Of course, the United States does not back the nationalization of assets, so definitively we support Repsol regarding this issue, said US Secretary of Energy Ernest Moniz, when asked about the issue by Spain's government news agency.
The statement was made at a meeting with the media in the US embassy in Madrid.
However Secretary Moniz was careful in not getting involved in the 'specifics' regarding the agreement reached by US oil corporation Chevron and YPF to explore and exploit Argentina's massive Vaca Muerta shale gas and oil deposits in Patagonia and at the heart of the Spain/Argentina dispute.
Following the announcement of the agreement Repsol launched a legal offensive against Chevron, considering that the US company was taking advantage with full knowledge of events of the 'illicit seizure'.
In April 2012, the Argentine government seized 51% of YPF shares, all from Repsol, without yet having reached a compensation agreement.

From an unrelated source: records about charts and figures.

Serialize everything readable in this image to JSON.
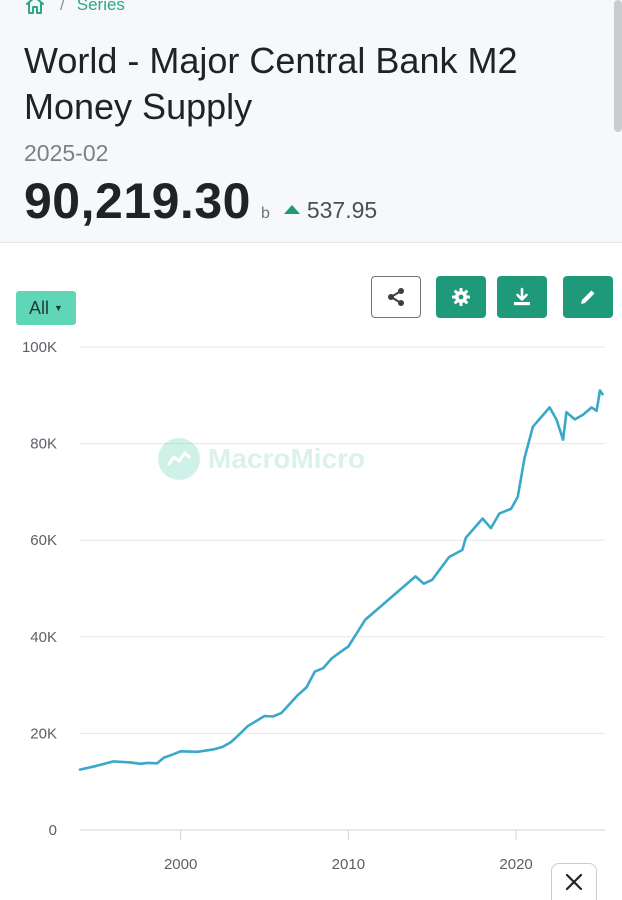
{
  "breadcrumb": {
    "items": [
      "Series"
    ]
  },
  "header": {
    "title": "World - Major Central Bank M2 Money Supply",
    "date": "2025-02",
    "value": "90,219.30",
    "unit": "b",
    "change": "537.95",
    "change_direction": "up"
  },
  "toolbar": {
    "range_label": "All",
    "buttons": [
      "share-icon",
      "gear-icon",
      "download-icon",
      "pencil-icon"
    ]
  },
  "watermark": "MacroMicro",
  "colors": {
    "accent": "#1e9a7a",
    "line": "#3aa8c8",
    "range": "#5fd6b5"
  },
  "chart_data": {
    "type": "line",
    "title": "",
    "xlabel": "",
    "ylabel": "",
    "ylim": [
      0,
      100000
    ],
    "xlim": [
      1994,
      2025.3
    ],
    "yticks": [
      0,
      20000,
      40000,
      60000,
      80000,
      100000
    ],
    "ytick_labels": [
      "0",
      "20K",
      "40K",
      "60K",
      "80K",
      "100K"
    ],
    "xticks": [
      2000,
      2010,
      2020
    ],
    "xtick_labels": [
      "2000",
      "2010",
      "2020"
    ],
    "grid": true,
    "series": [
      {
        "x": [
          1994,
          1995,
          1996,
          1997,
          1997.6,
          1998,
          1998.6,
          1999,
          1999.5,
          2000,
          2001,
          2002,
          2002.5,
          2003,
          2003.5,
          2004,
          2005,
          2005.5,
          2006,
          2007,
          2007.5,
          2008,
          2008.5,
          2009,
          2009.5,
          2010,
          2011,
          2012,
          2013,
          2014,
          2014.5,
          2015,
          2016,
          2016.8,
          2017,
          2018,
          2018.5,
          2019,
          2019.7,
          2020.1,
          2020.5,
          2021,
          2021.5,
          2022,
          2022.4,
          2022.8,
          2023,
          2023.5,
          2024,
          2024.5,
          2024.8,
          2025,
          2025.15
        ],
        "values": [
          12500,
          13300,
          14200,
          14000,
          13700,
          13900,
          13800,
          15000,
          15600,
          16300,
          16200,
          16700,
          17200,
          18200,
          19800,
          21500,
          23600,
          23500,
          24200,
          28000,
          29500,
          32800,
          33500,
          35500,
          36800,
          38000,
          43500,
          46500,
          49500,
          52500,
          51000,
          51800,
          56500,
          58000,
          60500,
          64500,
          62500,
          65500,
          66500,
          69000,
          77000,
          83500,
          85500,
          87500,
          85000,
          80800,
          86500,
          85000,
          86000,
          87500,
          86800,
          91000,
          90219
        ]
      }
    ]
  }
}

Last December Repsol presented a request before the World Bank investment arbitrations centre (International centre for settlement of investment disputes) demanding compensation for the seizure of a majority stake in YPF and which the Spanish company described as an 'dispossession'.
The Obama administration has always rejected the way Argentine seized a majority control of YPF, and has supported Spain in its claims but it is the first time it is made public following the agreement of Chevron with YPF.
At the time, then Secretary of State Hillary Clinton said that decisions taken by different countries are decisions they must justify themselves and must live with them.
However she added that the Argentine nationalization would be a very much debated measure and from the US point of view, an open energy and basic goods market is the best for competition and market access.
However State Department spokesperson Mark Toner said at the time that the decision from the government of Cristina Fernandez ”has the potential of adversely affecting the Argentine economy and worsen the investment climate in Argentina.